Alex Katz

ARTICOLO n. 51 / 2024

COME MI SONO AVVICINATO ALL’ACQUA

Una conversazione con Luca Massimo Barbero

Luca Massimo Barbero: Venezia è un luogo ineffabile e leggendario, associato alla pittura e soprattutto all’acqua. L’acqua in tutte le sue forme: la bruma, la laguna, il costante dialogo fra l’isola e i canali, e la potenza del mare che preme alle porte della città e talvolta la sommerge. Se pensiamo al titolo di una delle sue mostre, Unfamiliar Images, l’acqua potrebbe non essere il tema che associamo immediatamente alla produzione artistica di Alex Katz. Ci viene in soccorso, tuttavia, la recente analisi delle sue opere sviluppata da Éric de Chassey nel saggio Les Mondes Flottants [“I mondi galleggianti”, NdT], primo lavoro dedicato a Red Sails nonché introduzione a un collage decisamente straordinario, Sea, Land, Sky: niente potrebbe essere più adatto a un ritorno a Venezia, una città sospesa proprio fra questi tre elementi, mare, terra e cielo. Nei suoi dipinti, l’acqua come superficie riflettente è un soggetto che ricorre con frequenza. Qui, alla Fondazione Giorgio Cini, sarà esposta in un’unica spettacolare sala una raccolta di tele di grande formato dedicate all’oceano. Spesso i critici fanno riferimento alle onde di Manet, e al mondo galleggiante dell’imprescindibile, ossessivo e straordinario Monet. Qual è stato negli anni il suo approccio al paesaggio marino e alla figura immersa nell’acqua, che si tratti di un’anonima bagnante o di un personaggio riconoscibile? Cosa l’ha portata a riunire questi oceani straordinari, la loro profondità e tutta la luce e la vitalità di un mondo in costante rinnovamento?

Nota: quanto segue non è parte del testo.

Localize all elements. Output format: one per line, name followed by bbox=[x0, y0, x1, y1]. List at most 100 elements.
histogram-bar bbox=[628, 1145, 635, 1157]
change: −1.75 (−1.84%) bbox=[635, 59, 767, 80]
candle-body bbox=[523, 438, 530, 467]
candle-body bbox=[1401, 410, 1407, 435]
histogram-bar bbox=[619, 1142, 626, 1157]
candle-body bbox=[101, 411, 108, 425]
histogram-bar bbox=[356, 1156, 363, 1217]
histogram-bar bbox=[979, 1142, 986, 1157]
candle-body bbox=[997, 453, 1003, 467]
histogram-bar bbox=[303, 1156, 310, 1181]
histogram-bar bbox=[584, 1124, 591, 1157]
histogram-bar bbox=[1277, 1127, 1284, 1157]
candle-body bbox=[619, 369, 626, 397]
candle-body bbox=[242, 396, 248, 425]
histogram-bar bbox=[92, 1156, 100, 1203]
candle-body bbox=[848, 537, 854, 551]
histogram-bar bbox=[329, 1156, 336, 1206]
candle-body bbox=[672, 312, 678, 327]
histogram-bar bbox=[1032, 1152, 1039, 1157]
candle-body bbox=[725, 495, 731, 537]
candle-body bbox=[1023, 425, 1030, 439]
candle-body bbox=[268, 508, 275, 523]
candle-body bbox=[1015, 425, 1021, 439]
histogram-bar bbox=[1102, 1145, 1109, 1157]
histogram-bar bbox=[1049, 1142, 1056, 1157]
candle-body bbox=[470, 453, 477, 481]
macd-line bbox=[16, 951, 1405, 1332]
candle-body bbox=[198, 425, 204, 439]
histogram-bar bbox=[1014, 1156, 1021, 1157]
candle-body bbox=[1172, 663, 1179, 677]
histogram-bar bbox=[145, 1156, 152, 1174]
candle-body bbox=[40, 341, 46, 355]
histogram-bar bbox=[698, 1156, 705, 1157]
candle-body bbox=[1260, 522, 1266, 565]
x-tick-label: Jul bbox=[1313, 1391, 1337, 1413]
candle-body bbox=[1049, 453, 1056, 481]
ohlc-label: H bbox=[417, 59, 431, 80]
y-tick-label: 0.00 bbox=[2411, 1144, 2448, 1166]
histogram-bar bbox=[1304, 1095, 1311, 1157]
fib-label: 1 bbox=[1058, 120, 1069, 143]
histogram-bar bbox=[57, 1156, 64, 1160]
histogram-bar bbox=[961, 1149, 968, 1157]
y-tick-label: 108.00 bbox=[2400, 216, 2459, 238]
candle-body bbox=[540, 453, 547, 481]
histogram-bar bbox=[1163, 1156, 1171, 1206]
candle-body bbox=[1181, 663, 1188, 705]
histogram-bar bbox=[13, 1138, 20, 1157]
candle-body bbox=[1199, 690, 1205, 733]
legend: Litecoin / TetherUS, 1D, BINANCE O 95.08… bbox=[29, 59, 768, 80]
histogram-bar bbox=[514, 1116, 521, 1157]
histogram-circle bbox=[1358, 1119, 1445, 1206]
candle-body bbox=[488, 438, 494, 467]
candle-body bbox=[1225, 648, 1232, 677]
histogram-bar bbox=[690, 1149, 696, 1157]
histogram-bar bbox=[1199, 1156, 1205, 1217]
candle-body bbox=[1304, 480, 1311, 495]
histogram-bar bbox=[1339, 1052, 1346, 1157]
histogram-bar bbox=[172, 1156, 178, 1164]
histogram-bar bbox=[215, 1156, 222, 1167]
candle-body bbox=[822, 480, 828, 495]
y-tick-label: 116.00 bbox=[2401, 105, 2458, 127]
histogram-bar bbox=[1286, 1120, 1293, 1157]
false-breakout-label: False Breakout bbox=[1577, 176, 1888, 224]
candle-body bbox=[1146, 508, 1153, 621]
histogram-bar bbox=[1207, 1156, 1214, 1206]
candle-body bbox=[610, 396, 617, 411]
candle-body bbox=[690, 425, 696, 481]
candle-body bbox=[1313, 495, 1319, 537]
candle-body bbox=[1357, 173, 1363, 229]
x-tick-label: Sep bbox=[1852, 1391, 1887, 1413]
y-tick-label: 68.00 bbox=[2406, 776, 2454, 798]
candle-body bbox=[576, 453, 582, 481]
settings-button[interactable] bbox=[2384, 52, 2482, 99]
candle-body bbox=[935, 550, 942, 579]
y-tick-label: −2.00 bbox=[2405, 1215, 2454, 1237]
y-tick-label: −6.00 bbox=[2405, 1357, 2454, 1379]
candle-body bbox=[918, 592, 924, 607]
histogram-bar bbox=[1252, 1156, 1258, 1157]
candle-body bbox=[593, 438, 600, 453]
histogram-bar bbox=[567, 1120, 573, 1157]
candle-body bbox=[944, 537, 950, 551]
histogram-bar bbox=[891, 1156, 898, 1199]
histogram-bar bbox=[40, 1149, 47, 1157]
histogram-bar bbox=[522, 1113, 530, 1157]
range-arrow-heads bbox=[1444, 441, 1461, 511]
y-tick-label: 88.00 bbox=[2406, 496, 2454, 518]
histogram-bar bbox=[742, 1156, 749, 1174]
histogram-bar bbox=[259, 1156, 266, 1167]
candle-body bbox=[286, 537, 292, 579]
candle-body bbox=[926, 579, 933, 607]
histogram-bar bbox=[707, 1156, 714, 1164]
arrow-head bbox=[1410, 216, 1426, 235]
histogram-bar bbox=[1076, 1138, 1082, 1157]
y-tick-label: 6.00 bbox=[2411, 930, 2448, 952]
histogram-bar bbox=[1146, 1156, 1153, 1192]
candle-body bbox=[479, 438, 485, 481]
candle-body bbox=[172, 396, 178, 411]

Alex Katz: Mi sono avvicinato all’acqua quando facevo il guardiano notturno per la Jamaica Railroad di New York. Di mattina, la superficie dell’acqua di Jamaica Bay a New York diventava di porcellana, di tutti i colori più disparati, proprio come succede a Venezia. E mi chiedevo se fosse possibile dipingere una cosa del genere. Allora avevo sedici anni. Poi ho passato diversi anni nel Maine a cercare di dipingere la luce sull’acqua. Guardavo i dipinti di altri artisti e pensavo: “Che cosa non hanno colto?” Quali sono le qualità dell’acqua? Per dipingerla perfettamente devi mostrarne la trasparenza, il peso e il movimento, sono questi i tre elementi principali. Ricordo di aver osservato i dipinti di Winslow Homer. Era tutto giusto, ma l’acqua non aveva alcuna energia. L’artista che preferivo in termini di raffigurazione dell’acqua era Manet.

L.M.B. L’isola di San Giorgio e il grandioso Bacino di San Marco, come Venezia tutta, sono stati l’ambientazione che ha ispirato artisti da Tiziano a Tintoretto a Veronese, che per secoli hanno rappresentato un’intera iconografia della pittura figurativa. Che cosa pensa di questi artisti? Hanno mai suscitato il suo interesse? Come li definirebbe in relazione alle tematiche che hanno esplorato nelle loro opere?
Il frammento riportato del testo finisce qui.